The effect of different types of compounds commonly found in diesel fuel (e.g., paraffins, naphthenes, and aromatics), as well as their chemical structure (e.g., branched versus linear paraffins) on fuel reforming has been investigated. Diesel reforming is very complicated because diesel is a complex mixture of hundreds of compounds with greatly different reactivities. The syngas production rates at the same conditions were observed in this order: paraffins > naphthenes aromatics. Additionally, the type of reforming performed (OSR, CPOX, or SR) as well as the process parameters (space velocity and reaction temperature) significantly affected the syngas production rates as well as carbon formation.

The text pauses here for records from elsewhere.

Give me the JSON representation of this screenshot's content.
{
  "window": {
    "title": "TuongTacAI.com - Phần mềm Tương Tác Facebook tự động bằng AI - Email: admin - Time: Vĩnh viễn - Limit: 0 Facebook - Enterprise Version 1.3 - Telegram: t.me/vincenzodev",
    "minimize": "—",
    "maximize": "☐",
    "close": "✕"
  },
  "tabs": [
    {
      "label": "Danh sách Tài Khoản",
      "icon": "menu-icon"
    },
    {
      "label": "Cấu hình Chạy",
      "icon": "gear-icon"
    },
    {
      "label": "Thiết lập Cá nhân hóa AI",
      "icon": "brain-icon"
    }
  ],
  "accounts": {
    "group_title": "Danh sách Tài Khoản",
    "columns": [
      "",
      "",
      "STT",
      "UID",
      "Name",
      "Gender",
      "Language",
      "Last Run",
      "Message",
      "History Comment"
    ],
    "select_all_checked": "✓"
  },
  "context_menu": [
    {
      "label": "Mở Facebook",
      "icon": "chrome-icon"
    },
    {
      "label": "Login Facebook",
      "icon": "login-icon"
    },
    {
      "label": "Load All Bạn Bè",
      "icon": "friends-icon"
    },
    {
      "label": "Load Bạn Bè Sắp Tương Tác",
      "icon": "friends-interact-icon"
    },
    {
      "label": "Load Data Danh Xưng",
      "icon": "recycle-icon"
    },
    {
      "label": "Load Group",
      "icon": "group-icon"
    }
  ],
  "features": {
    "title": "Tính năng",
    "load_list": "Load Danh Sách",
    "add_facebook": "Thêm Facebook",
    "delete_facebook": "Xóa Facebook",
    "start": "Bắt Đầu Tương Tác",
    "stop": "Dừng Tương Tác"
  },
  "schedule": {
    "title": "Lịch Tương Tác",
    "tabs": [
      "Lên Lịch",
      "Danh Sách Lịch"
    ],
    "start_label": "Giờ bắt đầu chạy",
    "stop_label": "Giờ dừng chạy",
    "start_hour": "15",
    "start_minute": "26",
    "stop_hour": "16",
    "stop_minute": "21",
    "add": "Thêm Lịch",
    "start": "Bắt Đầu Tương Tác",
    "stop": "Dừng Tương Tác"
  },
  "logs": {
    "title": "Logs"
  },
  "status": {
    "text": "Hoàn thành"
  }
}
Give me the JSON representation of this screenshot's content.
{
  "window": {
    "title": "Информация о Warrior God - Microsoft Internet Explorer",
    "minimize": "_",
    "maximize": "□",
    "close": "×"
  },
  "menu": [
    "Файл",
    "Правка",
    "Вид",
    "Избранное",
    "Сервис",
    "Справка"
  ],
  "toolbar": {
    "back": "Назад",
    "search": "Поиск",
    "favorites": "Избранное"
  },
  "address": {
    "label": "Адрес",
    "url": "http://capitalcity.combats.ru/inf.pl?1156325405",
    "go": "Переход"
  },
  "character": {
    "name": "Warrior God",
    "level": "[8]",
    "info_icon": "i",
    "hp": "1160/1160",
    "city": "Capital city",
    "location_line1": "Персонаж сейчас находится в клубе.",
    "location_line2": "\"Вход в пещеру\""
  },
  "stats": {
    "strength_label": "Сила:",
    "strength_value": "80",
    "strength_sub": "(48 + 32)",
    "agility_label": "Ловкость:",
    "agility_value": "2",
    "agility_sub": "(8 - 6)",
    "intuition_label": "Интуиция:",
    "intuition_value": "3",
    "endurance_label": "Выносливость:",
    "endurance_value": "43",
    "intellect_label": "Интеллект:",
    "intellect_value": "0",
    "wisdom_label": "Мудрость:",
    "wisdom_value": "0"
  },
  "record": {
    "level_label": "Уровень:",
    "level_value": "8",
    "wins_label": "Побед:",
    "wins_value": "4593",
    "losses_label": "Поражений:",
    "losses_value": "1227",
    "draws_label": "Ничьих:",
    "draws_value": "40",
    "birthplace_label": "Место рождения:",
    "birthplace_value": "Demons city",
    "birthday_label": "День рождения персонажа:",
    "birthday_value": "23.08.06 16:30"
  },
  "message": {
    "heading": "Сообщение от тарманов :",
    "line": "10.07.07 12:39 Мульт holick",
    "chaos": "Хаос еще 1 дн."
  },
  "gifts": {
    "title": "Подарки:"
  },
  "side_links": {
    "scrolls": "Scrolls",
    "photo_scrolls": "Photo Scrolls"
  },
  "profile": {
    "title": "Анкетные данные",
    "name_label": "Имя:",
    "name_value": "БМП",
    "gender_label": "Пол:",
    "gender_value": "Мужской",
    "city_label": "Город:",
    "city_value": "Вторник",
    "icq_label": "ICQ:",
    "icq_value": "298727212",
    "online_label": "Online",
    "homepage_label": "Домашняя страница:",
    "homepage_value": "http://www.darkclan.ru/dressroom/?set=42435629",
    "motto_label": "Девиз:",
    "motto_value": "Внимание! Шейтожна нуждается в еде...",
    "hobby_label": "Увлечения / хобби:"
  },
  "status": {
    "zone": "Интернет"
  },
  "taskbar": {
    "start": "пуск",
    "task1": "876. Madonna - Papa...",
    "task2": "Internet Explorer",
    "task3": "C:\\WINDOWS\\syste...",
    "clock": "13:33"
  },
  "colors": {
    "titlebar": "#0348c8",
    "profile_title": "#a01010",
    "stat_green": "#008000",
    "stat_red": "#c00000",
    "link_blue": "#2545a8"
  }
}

The reactivity of one fuel component can affect the conversion pattern of others, e.g., overall yields from the reforming of a fuel mixture are not additive of yields from individual fuel components, rather the more reactive component is consumed first. Furthermore, the type of substituent in aromatics and naphthenes, the carbon chain length in n-paraffins, branching in paraffins, and degree of aromatic saturation affect the overall hydrocarbon conversion, syngas selectivity, and carbon formation. The presence of sulfur compounds in the fuel caused significant drops in H2 yields compared to CO yields.

Authors:: Shekhawat, D; Berry, D; Haynes, D; Spivey, J

Publication Date:: Thu Jan 01 00:00:00 EST 2009

Research Org.:: National Energy Technology Lab. (NETL), Pittsburgh, PA, and Morgantown, WV (United States). In-house Research; National Energy Technology Laboratory (NETL), Pittsburgh, PA, Morgantown, WV (United States)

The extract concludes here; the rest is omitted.